“We’ve been on this for I don’t know how many years,” said Ewers, who represents Leaders for Equality and Action in Dayton (LEAD). “It’s still over 600 feet and people with any kind of disability it makes it that much harder to get in there.”
Ewers and others protested recently on Mall Ring Road south of the mall where buses currently drop off riders.
The lawsuit, filed last December, said the mall is discriminating against the disabled and violating the Americans with Disabilities Act by not providing easier access. The lawsuit doesn’t seek monetary damages but asks the court to require the mall to allow buses to stop at entrances.
The mall installed a new sidewalk from the bus stop to the mall on Sept. 30, a welcome but less-than-half measure, said Greg Kramer with Access Center for Independent Living and one of the lawsuit plaintiffs.
“This walkway kind of solves some of the safety issues,” said Kramer who is quadriplegic and uses a wheelchair. “You don’t have to go through the parking lot, but it’s still a huge distance away and for somebody like myself, if it’s 90 degrees out or if it’s zero degrees out, I could not push that.”
Defendants in the lawsuit named are the mall’s owner, WP Glimcher Inc., Dayton Mall II, LLC., Dayton Mall Ventures, LLC and stores at the mall including Macy’s Retail Holdings, Inc.; Elder Ohio Delaware Business Trust; the Bon-Ton Department Stores Inc.; and Sears Roebuck and Co.
“We do not comment on pending litigation,” said David Duebber, the Dayton mall general manager, in a written comment.
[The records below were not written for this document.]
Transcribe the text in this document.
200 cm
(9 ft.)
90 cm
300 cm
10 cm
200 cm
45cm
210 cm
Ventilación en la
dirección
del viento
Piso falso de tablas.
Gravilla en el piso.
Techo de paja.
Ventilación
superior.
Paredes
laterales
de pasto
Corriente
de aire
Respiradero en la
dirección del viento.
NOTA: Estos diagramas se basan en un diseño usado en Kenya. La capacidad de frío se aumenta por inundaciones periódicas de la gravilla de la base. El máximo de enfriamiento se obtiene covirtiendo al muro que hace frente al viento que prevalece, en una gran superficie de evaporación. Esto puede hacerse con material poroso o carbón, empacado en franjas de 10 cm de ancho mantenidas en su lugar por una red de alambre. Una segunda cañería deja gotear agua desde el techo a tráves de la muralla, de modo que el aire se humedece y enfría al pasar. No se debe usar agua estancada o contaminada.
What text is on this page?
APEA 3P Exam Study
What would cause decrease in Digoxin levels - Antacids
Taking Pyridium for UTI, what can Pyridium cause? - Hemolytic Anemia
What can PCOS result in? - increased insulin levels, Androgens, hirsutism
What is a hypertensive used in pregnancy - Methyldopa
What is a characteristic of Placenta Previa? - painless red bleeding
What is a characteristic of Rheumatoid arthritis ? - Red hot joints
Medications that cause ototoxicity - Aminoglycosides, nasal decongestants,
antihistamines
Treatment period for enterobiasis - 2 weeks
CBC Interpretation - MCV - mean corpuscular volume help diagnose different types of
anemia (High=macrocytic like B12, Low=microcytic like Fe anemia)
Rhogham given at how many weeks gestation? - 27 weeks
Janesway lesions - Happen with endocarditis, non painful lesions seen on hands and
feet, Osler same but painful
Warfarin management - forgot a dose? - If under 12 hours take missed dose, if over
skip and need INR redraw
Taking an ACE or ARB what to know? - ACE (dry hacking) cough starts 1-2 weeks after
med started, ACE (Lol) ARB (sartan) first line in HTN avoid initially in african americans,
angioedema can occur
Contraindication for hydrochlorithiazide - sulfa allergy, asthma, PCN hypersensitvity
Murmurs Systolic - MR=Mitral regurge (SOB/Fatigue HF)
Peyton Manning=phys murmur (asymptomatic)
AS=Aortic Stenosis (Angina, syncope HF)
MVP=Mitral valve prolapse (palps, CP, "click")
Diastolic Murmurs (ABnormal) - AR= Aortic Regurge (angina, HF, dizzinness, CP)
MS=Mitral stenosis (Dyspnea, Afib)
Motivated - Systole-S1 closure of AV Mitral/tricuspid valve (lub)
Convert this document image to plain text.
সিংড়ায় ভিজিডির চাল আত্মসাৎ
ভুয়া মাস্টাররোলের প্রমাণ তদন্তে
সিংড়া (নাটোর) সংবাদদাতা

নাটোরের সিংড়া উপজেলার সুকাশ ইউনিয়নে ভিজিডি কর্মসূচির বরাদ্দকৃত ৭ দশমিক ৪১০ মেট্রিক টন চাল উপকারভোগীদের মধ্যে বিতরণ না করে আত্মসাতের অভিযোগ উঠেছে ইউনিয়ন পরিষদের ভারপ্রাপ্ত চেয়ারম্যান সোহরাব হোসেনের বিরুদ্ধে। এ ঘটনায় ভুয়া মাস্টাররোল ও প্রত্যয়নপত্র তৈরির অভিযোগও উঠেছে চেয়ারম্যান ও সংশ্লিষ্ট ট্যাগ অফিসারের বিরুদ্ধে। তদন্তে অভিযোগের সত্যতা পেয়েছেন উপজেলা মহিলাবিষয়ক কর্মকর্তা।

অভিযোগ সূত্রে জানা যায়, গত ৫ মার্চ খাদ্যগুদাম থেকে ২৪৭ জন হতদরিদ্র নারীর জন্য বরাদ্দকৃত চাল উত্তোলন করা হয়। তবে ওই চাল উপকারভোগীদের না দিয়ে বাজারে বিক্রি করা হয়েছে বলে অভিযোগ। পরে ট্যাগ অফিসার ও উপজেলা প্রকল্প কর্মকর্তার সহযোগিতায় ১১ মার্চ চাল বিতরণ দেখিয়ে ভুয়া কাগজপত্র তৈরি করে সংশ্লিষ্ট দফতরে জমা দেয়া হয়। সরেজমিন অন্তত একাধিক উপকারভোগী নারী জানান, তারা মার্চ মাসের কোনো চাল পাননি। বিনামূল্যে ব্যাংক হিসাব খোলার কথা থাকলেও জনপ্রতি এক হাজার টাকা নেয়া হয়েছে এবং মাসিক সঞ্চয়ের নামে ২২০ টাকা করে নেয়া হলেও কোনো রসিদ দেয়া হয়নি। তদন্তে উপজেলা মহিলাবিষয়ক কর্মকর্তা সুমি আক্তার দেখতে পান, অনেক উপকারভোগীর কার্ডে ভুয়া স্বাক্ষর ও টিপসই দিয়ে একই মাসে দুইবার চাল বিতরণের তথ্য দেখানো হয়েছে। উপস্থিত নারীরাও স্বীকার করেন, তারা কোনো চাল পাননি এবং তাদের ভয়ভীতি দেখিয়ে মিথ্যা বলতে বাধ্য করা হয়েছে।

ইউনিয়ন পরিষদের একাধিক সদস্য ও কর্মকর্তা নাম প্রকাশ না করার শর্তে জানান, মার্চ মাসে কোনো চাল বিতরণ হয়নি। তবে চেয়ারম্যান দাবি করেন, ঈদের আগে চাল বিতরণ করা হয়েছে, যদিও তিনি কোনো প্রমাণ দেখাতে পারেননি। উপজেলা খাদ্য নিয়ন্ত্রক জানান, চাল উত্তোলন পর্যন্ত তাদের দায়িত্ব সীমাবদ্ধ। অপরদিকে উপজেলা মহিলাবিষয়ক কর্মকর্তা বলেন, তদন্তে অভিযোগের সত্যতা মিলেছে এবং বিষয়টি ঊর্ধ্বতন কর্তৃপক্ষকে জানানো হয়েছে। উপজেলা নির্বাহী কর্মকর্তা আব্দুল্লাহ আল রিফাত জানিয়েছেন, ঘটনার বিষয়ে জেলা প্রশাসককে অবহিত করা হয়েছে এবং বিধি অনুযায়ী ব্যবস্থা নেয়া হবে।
A U.S. District Court, Southern District of Ohio jury trial is scheduled for July 17, 2017.
Jeremy Morris, executive director of Access Center for Independent Living, said a bus stop near a south mall entrance close to Macy’s wouldn’t impede shoppers or hurt the mall or its tenants monetarily.
“This entrance here is not going to disrupt traffic,” Morris said. “We’re not asking right in the front main entrance where you have a lot of traffic and it could cause some congestion. This is a reasonable entrance that they could allow a bus stop to come to. There’s plenty of room to get through. There’s plenty of streetway for the bus to be able to drive through.”
The LEAD group and others including Advocates for Basic Legal Equality (ABLE) led a successful 2013 legal effort to get RTA buses access to Beavercreek near the Mall at Fairfield Commons. Following a Federal Highway Administration’s Office of Civil Rights probe, Beavercreek stood to lose millions of federal transportation dollars in transportation unless the city acted on Federal Highway Administration recommendations to place bus stops near the mall in Greene County.